Des enquêtes sur le terrain permettent ensuite aux chercheurs de Pantau Gambut de vérifier ce qu’il est advenu des zones identifiées sur image satellites comme ayant été brûlées pour défricher.

la photo à droite montre des plantations en 2021 sur une tourbière qui avait brûlé en 2015 (la zone brûlée est indiquée en rouge).
la photo à droite montre des plantations en 2021 sur une tourbière qui avait brûlé en 2015 (la zone brûlée est indiquée en rouge). © Pantau Gambut
Par exemple, les images ci-dessus montrent que des plantations ont été réalisées sur des lieux identifiés comme ayant été brûlés lors des incendies de 2015. Alors que ces zones auraient normalement dû être restaurées par l’entreprise d’huile de palme, à la demande du gouvernement.

“Le fait qu’il y ait toujours des incendies montre bien que les concessionnaires n’ont pris aucune mesure”

Juridiquement, le rôle des concessionnaires dans les incendies ne s’arrête pas à cette méthode de défrichage illégal. 

En effet, la loi indonésienne rend les entreprises d’huile de palme strictement responsables des incendies sur leurs terres, même s'ils se déclarent jusqu’à 1 km de leur concession.  En juillet 2023, la Cour suprême indonésienne a condamné une entreprise d'huile de palme à payer l’équivalent de 57 millions d’euros pour avoir brûlé 2 560 hectares dans sa concession en 2018 et en 2019. 

En outre, après 2015, l’Indonésie a mis en place plusieurs lois et politiques pour préserver la tourbière et éviter les incendies sur les concessions. Depuis 2017 notamment, les entreprises d’huiles de palme jugées responsables de dommages sur les tourbières de leurs concessions doivent mettre en œuvre une stratégie pour les réhydrater.

Les associations peinent cependant à voir la mise en application de cet arsenal juridique, comme l’explique Abil : 

En réalité, l'application de la loi est très insuffisante. Le ministère de l'Environnement  poursuit des entreprises qui violent de cette loi et certaines d'entre elles ont été condamnées à une amende qui se compte en million d’euros, mais ces amendes sont souvent réduites, et il n’y a aucune transparence quant à savoir si les entreprises condamnées les ont bien payées ou non. 
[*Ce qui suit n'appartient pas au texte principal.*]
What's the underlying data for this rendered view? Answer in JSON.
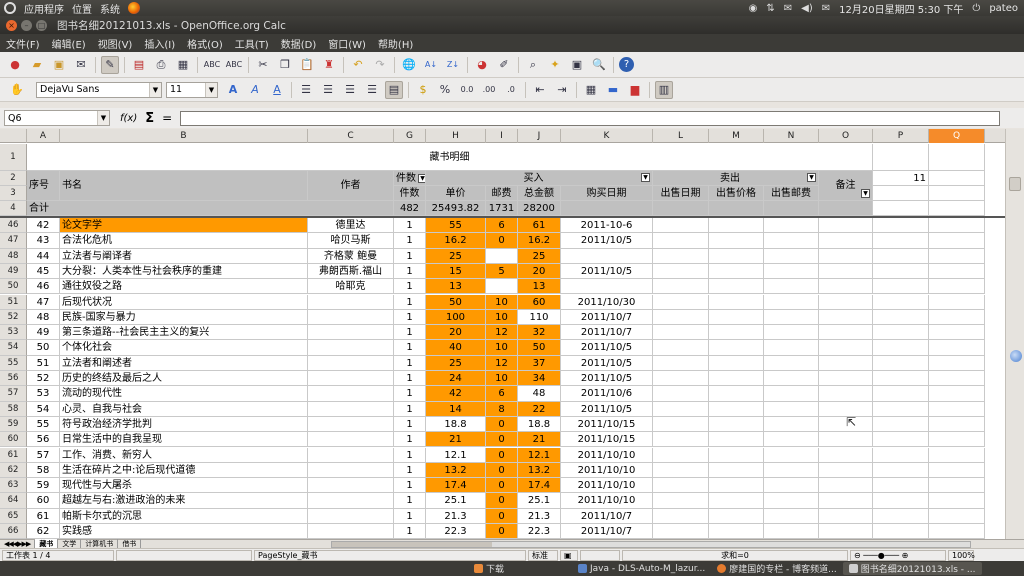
{
  "top_panel": {
    "menus": [
      "应用程序",
      "位置",
      "系统"
    ],
    "datetime": "12月20日星期四 5:30 下午",
    "user": "pateo"
  },
  "window": {
    "title": "图书名细20121013.xls - OpenOffice.org Calc"
  },
  "menubar": [
    "文件(F)",
    "编辑(E)",
    "视图(V)",
    "插入(I)",
    "格式(O)",
    "工具(T)",
    "数据(D)",
    "窗口(W)",
    "帮助(H)"
  ],
  "format_bar": {
    "font_name": "DejaVu Sans",
    "font_size": "11"
  },
  "formula_bar": {
    "cell_ref": "Q6",
    "fx": "f(x)",
    "sigma": "Σ",
    "eq": "=",
    "content": ""
  },
  "columns": [
    "A",
    "B",
    "C",
    "G",
    "H",
    "I",
    "J",
    "K",
    "L",
    "M",
    "N",
    "O",
    "P",
    "Q"
  ],
  "selected_column": "Q",
  "header": {
    "title": "藏书明细",
    "p2_value": "11",
    "seq": "序号",
    "book": "书名",
    "author": "作者",
    "count_label": "件数",
    "buy_label": "买入",
    "sell_label": "卖出",
    "note": "备注",
    "count_sub": "件数",
    "unit_price": "单价",
    "postage": "邮费",
    "total": "总金额",
    "buy_date": "购买日期",
    "sell_date": "出售日期",
    "sell_price": "出售价格",
    "sell_postage": "出售邮费",
    "sum_label": "合计",
    "sum_count": "482",
    "sum_price": "25493.82",
    "sum_postage": "1731",
    "sum_total": "28200"
  },
  "rows": [
    {
      "r": "46",
      "seq": "42",
      "title": "论文字学",
      "author": "德里达",
      "qty": "1",
      "price": "55",
      "post": "6",
      "total": "61",
      "date": "2011-10-6",
      "titleOrg": true,
      "priceOrg": true,
      "postOrg": true,
      "totalOrg": true
    },
    {
      "r": "47",
      "seq": "43",
      "title": "合法化危机",
      "author": "哈贝马斯",
      "qty": "1",
      "price": "16.2",
      "post": "0",
      "total": "16.2",
      "date": "2011/10/5",
      "titleOrg": false,
      "priceOrg": true,
      "postOrg": true,
      "totalOrg": true
    },
    {
      "r": "48",
      "seq": "44",
      "title": "立法者与阐译者",
      "author": "齐格蒙 鲍曼",
      "qty": "1",
      "price": "25",
      "post": "",
      "total": "25",
      "date": "",
      "titleOrg": false,
      "priceOrg": true,
      "postOrg": false,
      "totalOrg": true
    },
    {
      "r": "49",
      "seq": "45",
      "title": "大分裂：人类本性与社会秩序的重建",
      "author": "弗朗西斯.福山",
      "qty": "1",
      "price": "15",
      "post": "5",
      "total": "20",
      "date": "2011/10/5",
      "titleOrg": false,
      "priceOrg": true,
      "postOrg": true,
      "totalOrg": true
    },
    {
      "r": "50",
      "seq": "46",
      "title": "通往奴役之路",
      "author": "哈耶克",
      "qty": "1",
      "price": "13",
      "post": "",
      "total": "13",
      "date": "",
      "titleOrg": false,
      "priceOrg": true,
      "postOrg": false,
      "totalOrg": true
    },
    {
      "r": "51",
      "seq": "47",
      "title": "后现代状况",
      "author": "",
      "qty": "1",
      "price": "50",
      "post": "10",
      "total": "60",
      "date": "2011/10/30",
      "titleOrg": false,
      "priceOrg": true,
      "postOrg": true,
      "totalOrg": true
    },
    {
      "r": "52",
      "seq": "48",
      "title": "民族-国家与暴力",
      "author": "",
      "qty": "1",
      "price": "100",
      "post": "10",
      "total": "110",
      "date": "2011/10/7",
      "titleOrg": false,
      "priceOrg": true,
      "postOrg": true,
      "totalOrg": false
    },
    {
      "r": "53",
      "seq": "49",
      "title": "第三条道路--社会民主主义的复兴",
      "author": "",
      "qty": "1",
      "price": "20",
      "post": "12",
      "total": "32",
      "date": "2011/10/7",
      "titleOrg": false,
      "priceOrg": true,
      "postOrg": true,
      "totalOrg": true
    },
    {
      "r": "54",
      "seq": "50",
      "title": "个体化社会",
      "author": "",
      "qty": "1",
      "price": "40",
      "post": "10",
      "total": "50",
      "date": "2011/10/5",
      "titleOrg": false,
      "priceOrg": true,
      "postOrg": true,
      "totalOrg": true
    },
    {
      "r": "55",
      "seq": "51",
      "title": "立法者和阐述者",
      "author": "",
      "qty": "1",
      "price": "25",
      "post": "12",
      "total": "37",
      "date": "2011/10/5",
      "titleOrg": false,
      "priceOrg": true,
      "postOrg": true,
      "totalOrg": true
    },
    {
      "r": "56",
      "seq": "52",
      "title": "历史的终结及最后之人",
      "author": "",
      "qty": "1",
      "price": "24",
      "post": "10",
      "total": "34",
      "date": "2011/10/5",
      "titleOrg": false,
      "priceOrg": true,
      "postOrg": true,
      "totalOrg": true
    },
    {
      "r": "57",
      "seq": "53",
      "title": "流动的现代性",
      "author": "",
      "qty": "1",
      "price": "42",
      "post": "6",
      "total": "48",
      "date": "2011/10/6",
      "titleOrg": false,
      "priceOrg": true,
      "postOrg": true,
      "totalOrg": false
    },
    {
      "r": "58",
      "seq": "54",
      "title": "心灵、自我与社会",
      "author": "",
      "qty": "1",
      "price": "14",
      "post": "8",
      "total": "22",
      "date": "2011/10/5",
      "titleOrg": false,
      "priceOrg": true,
      "postOrg": true,
      "totalOrg": true
    },
    {
      "r": "59",
      "seq": "55",
      "title": "符号政治经济学批判",
      "author": "",
      "qty": "1",
      "price": "18.8",
      "post": "0",
      "total": "18.8",
      "date": "2011/10/15",
      "titleOrg": false,
      "priceOrg": false,
      "postOrg": true,
      "totalOrg": false
    },
    {
      "r": "60",
      "seq": "56",
      "title": "日常生活中的自我呈现",
      "author": "",
      "qty": "1",
      "price": "21",
      "post": "0",
      "total": "21",
      "date": "2011/10/15",
      "titleOrg": false,
      "priceOrg": true,
      "postOrg": true,
      "totalOrg": true
    },
    {
      "r": "61",
      "seq": "57",
      "title": "工作、消费、新穷人",
      "author": "",
      "qty": "1",
      "price": "12.1",
      "post": "0",
      "total": "12.1",
      "date": "2011/10/10",
      "titleOrg": false,
      "priceOrg": false,
      "postOrg": true,
      "totalOrg": true
    },
    {
      "r": "62",
      "seq": "58",
      "title": "生活在碎片之中:论后现代道德",
      "author": "",
      "qty": "1",
      "price": "13.2",
      "post": "0",
      "total": "13.2",
      "date": "2011/10/10",
      "titleOrg": false,
      "priceOrg": true,
      "postOrg": true,
      "totalOrg": true
    },
    {
      "r": "63",
      "seq": "59",
      "title": "现代性与大屠杀",
      "author": "",
      "qty": "1",
      "price": "17.4",
      "post": "0",
      "total": "17.4",
      "date": "2011/10/10",
      "titleOrg": false,
      "priceOrg": true,
      "postOrg": true,
      "totalOrg": true
    },
    {
      "r": "64",
      "seq": "60",
      "title": "超越左与右:激进政治的未来",
      "author": "",
      "qty": "1",
      "price": "25.1",
      "post": "0",
      "total": "25.1",
      "date": "2011/10/10",
      "titleOrg": false,
      "priceOrg": false,
      "postOrg": true,
      "totalOrg": false
    },
    {
      "r": "65",
      "seq": "61",
      "title": "帕斯卡尔式的沉思",
      "author": "",
      "qty": "1",
      "price": "21.3",
      "post": "0",
      "total": "21.3",
      "date": "2011/10/7",
      "titleOrg": false,
      "priceOrg": false,
      "postOrg": true,
      "totalOrg": false
    },
    {
      "r": "66",
      "seq": "62",
      "title": "实践感",
      "author": "",
      "qty": "1",
      "price": "22.3",
      "post": "0",
      "total": "22.3",
      "date": "2011/10/7",
      "titleOrg": false,
      "priceOrg": false,
      "postOrg": true,
      "totalOrg": false
    }
  ],
  "sheet_tabs": [
    "藏书",
    "文学",
    "计算机书",
    "借书"
  ],
  "statusbar": {
    "sheet": "工作表 1 / 4",
    "page_style": "PageStyle_藏书",
    "mode": "标准",
    "sum": "求和=0",
    "zoom": "100%"
  },
  "taskbar": [
    "下载",
    "Java - DLS-Auto-M_lazur...",
    "廖建国的专栏 - 博客频道...",
    "图书名细20121013.xls - ..."
  ],
  "colors": {
    "highlight": "#ff9900",
    "header_gray": "#c0c0c0",
    "selected_col": "#f58b2a"
  }
}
Par exemple, nos équipes de recherche montrent qu'en août et septembre 2023, on recense de nombreux départs de feux dans une concession pourtant jugée responsable de feux en 2015 et 2019. 

C’est la même chose pour une autre concession appartenant à PT Waringin Agro Jaya (WAJ), qui avait été déclarée responsable des incendies de 2015 et condamnée à payer 28 millions d’euros.

Le fait qu’il y ait toujours des incendies montre bien qu’ils n’ont pris aucune mesure, au contraire. 

Et même s'il y a un boom de départ de feu dans les concessions ce mois-ci, et ce sont les données du gouvernement qui le disent, rien ne se passe.

Les manquements du secteur de l’huile de palme en matière de conservation de l'environnement, mais aussi de respect des droits humains ont déjà poussé des entreprises internationales à leur tourner le dos. C’est par exemple le cas de Kellogg’s qui est devenue la dixième entreprise agroalimentaire au monde à rompre ses liens commerciaux avec Astra Agro Lestari, le deuxième plus grand producteur d'huile de palme d'Indonésie.